しかし、そもそも、教員が「学校における教育活動により生ずるおそれのある危険から児童を保護する義務を負う」のは、子どもの学習権(憲法23条)を保障するためである。子供が安心安全な環境下で学習することができる権利に対応する義務として、教員には児童を危険から保護する義務がある。子どもの学習権の充足が目的であり、そのための手段として教員の義務があると言い換えることもできよう。そうであれば、子どもが安心安全な環境下で学習するという目的の達成を度外視して、そのための努力さえしていればそれで事足りるという解釈の合理性は相当に疑わしいと言わざるを得ない。
これに対して東京高裁は、加害者に対して謝罪を促すだけではなく心から謝罪させることを重視し、繰り返し言い聞かせるだけではなく指導が功を奏しているかどうかを問題としている。また、東京高裁の判決文の中には、担任が、加害児童の暴力等について特別支援部会において報告し他の教員から指導を受けていたと述べる点について、「具体的にどのような指導を受けていたのかは明確でなく…有意義な検討が行われていたとは認め難い」とのくだりもある。いじめを解消するために具体的に何を行ったのかという点にこだわる東京高裁の姿勢は、子どもの学習権を保障することを目的としているという、教員の義務の本質に沿った正当な解釈姿勢であると評価することができる。
(2) いじめ防止対策推進法23条の適用
今回の東京高裁判決については、いじめ防止対策推進法を具体的事件において参照しているというについても特筆しておかなければならない。教員が児童生徒を保護する義務は、従前は「在学関係に付随する信義則上の義務」といった理解がされてきた。例えば、富山地裁平成13年9月5日判決は、「公立中学校の設置者は、就学校指定によって生徒が在籍することにより、未成年者である生徒及びその親権者に対し、教育目的に必要な施設や設備を提供するとともに、教師に所定の課程の教育を行わせる義務を負うこととなる。そして、このような法的関係(公立中学校における在学関係)に付随して、信義則に基づき、同校の設置者は、学校における教育活動及びこれに密接に関連する生活関係における生徒の安全に配慮すべき義務があり、特に他の生徒の行為により、生徒の生命、身体、精神等に重大な影響を及ぼすおそれが現に存在するような場合には、そのような悪影響ないし危害の発生を未然に防止するため、事態に応じた適切な措置を講じる義務がある」と述べる。

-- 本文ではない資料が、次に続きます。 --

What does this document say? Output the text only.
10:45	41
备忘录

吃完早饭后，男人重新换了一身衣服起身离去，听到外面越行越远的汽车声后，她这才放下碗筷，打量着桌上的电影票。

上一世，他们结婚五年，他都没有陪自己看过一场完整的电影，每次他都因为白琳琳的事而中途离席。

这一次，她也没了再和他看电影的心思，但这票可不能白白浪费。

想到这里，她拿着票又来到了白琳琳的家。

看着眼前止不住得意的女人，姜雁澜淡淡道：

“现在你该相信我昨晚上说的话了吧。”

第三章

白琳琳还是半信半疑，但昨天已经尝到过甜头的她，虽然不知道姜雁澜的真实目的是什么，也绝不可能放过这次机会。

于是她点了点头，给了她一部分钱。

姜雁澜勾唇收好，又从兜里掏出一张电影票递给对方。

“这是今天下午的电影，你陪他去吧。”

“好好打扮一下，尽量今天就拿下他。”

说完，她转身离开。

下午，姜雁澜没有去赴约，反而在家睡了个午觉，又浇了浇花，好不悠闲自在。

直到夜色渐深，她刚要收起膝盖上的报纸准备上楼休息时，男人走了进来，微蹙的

しかし、平成25年9月28日から施行されているいじめ防止対策推進法は、その23条1項において、「学校の教職員(中略)は、児童等からいじめに係る相談を受けた場合において、いじめの事実があると思われるときは、(中略)適切な措置をとるものとする」と規定し、同条2項以下において、事実確認義務(2項)、いじめをやめさせる義務、いじめの再発を防止する義務、被害児童及びその保護者に対する支援義務、加害児童に対する指導義務、加害児童の保護者に対する助言義務(以上3項)、被害児童が安心して教育を受けられるようにする義務(4項)、被害児童及び加害児童の保護者といじめに関する情報を共有する義務(5項)を定める。これらは、従前、「在学関係に付随する信義則上の義務」とされていた義務に明文の根拠を与えるものである。言い換えれば、従前「信義則上の義務」とされていたものを「明文上の義務」とするものであり、我が国いじめ法制度上の大きなパラダイムシフトをもたらすものである。

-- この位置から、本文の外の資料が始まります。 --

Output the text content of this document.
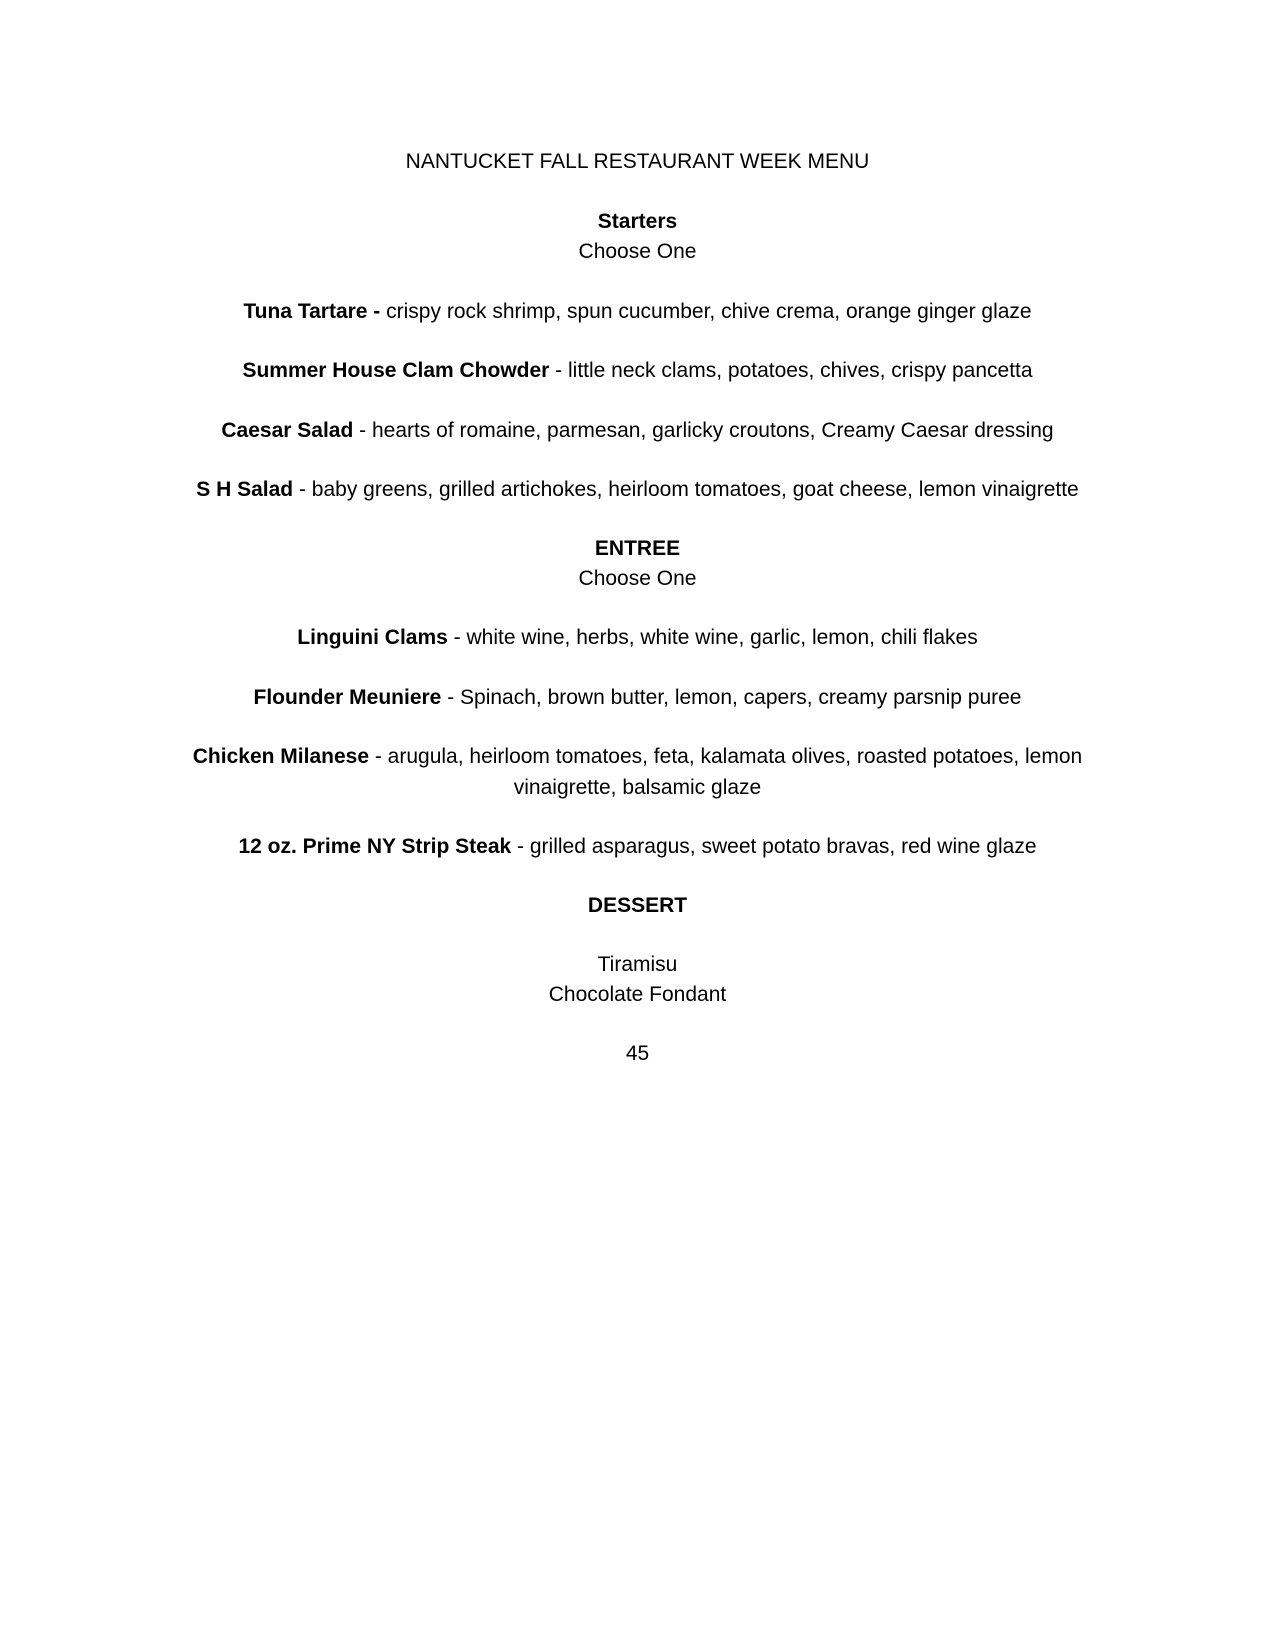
NANTUCKET FALL RESTAURANT WEEK MENU
Starters
Choose One
Tuna Tartare - crispy rock shrimp, spun cucumber, chive crema, orange ginger glaze
Summer House Clam Chowder - little neck clams, potatoes, chives, crispy pancetta
Caesar Salad - hearts of romaine, parmesan, garlicky croutons, Creamy Caesar dressing
S H Salad - baby greens, grilled artichokes, heirloom tomatoes, goat cheese, lemon vinaigrette
ENTREE
Choose One
Linguini Clams - white wine, herbs, white wine, garlic, lemon, chili flakes
Flounder Meuniere - Spinach, brown butter, lemon, capers, creamy parsnip puree
Chicken Milanese - arugula, heirloom tomatoes, feta, kalamata olives, roasted potatoes, lemon vinaigrette, balsamic glaze
12 oz. Prime NY Strip Steak - grilled asparagus, sweet potato bravas, red wine glaze
DESSERT
Tiramisu
Chocolate Fondant
45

ところが、残念ながら我が国の一審裁判所の多くは、同条にほとんど意を払うことをしてこなかった。千葉地裁もその例に漏れず、判決書には関係法令の定めが別紙として添付されているが、そこにはいじめ防止対策推進法2条、25条、26条が記載されている一方で、23条は挙げられていない。これに対して東京高裁は、別紙に同法23条を書き加えた上で、同条を参照しつつ、担任らは、ある程度の裁量の余地があるとしても、加害児童に対して「さらに強く指導する」、加害児童の保護者に対して「家庭での指導を促す」、加害児童と被害児童とが「接触しないようにする」、被害児童の訴えを真摯に聴いて「精神的に支える」、他の児童に対して「(被害児童を)支援するように仕向ける」などの措置をとるべきであったがこれらの義務を怠ったといわざるを得ないと判断した。

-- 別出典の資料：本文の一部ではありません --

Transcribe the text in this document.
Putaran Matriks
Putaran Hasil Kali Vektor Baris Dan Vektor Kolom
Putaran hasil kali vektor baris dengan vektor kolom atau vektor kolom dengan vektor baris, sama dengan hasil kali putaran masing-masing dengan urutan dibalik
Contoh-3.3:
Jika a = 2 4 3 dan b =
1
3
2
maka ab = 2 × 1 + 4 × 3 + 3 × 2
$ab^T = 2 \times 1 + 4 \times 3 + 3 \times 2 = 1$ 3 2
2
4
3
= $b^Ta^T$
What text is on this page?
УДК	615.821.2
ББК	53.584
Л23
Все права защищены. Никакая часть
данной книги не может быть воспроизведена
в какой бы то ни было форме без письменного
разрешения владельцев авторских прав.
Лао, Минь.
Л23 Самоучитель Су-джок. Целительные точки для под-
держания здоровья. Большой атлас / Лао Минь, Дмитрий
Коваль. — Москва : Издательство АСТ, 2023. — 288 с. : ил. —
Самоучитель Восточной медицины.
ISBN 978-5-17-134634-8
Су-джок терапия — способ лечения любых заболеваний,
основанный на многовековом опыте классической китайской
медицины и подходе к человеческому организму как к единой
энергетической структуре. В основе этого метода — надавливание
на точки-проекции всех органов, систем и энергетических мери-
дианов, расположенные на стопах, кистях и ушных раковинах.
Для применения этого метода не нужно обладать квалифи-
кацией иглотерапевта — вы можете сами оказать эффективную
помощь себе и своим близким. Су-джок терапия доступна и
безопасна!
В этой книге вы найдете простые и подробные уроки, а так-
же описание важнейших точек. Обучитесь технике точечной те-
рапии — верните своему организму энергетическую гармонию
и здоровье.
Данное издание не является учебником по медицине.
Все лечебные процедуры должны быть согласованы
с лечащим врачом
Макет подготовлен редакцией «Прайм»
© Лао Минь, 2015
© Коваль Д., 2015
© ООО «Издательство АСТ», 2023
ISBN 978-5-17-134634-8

教員が履行するべき具体的な義務をいじめ防止対策推進法23条を参照することによって導いたものと言うことができるが、筆者の知る限り、同条を参照することで具体的な義務を導き、その義務違反を認定したのは本東京高裁判決が最初であり、その意味で画期的なリーディングケースであると位置付けることができる。本件はいじめ防止対策推進法施行以前の事案であることから参照にとどまったものと思われるが、今後は、同法施行以後の事案における判例の蓄積が進むものと期待される。
※本文中の判決引用部分において固有名詞を「加害児童」「被害児童」等の一般名詞に置き換えている点がある。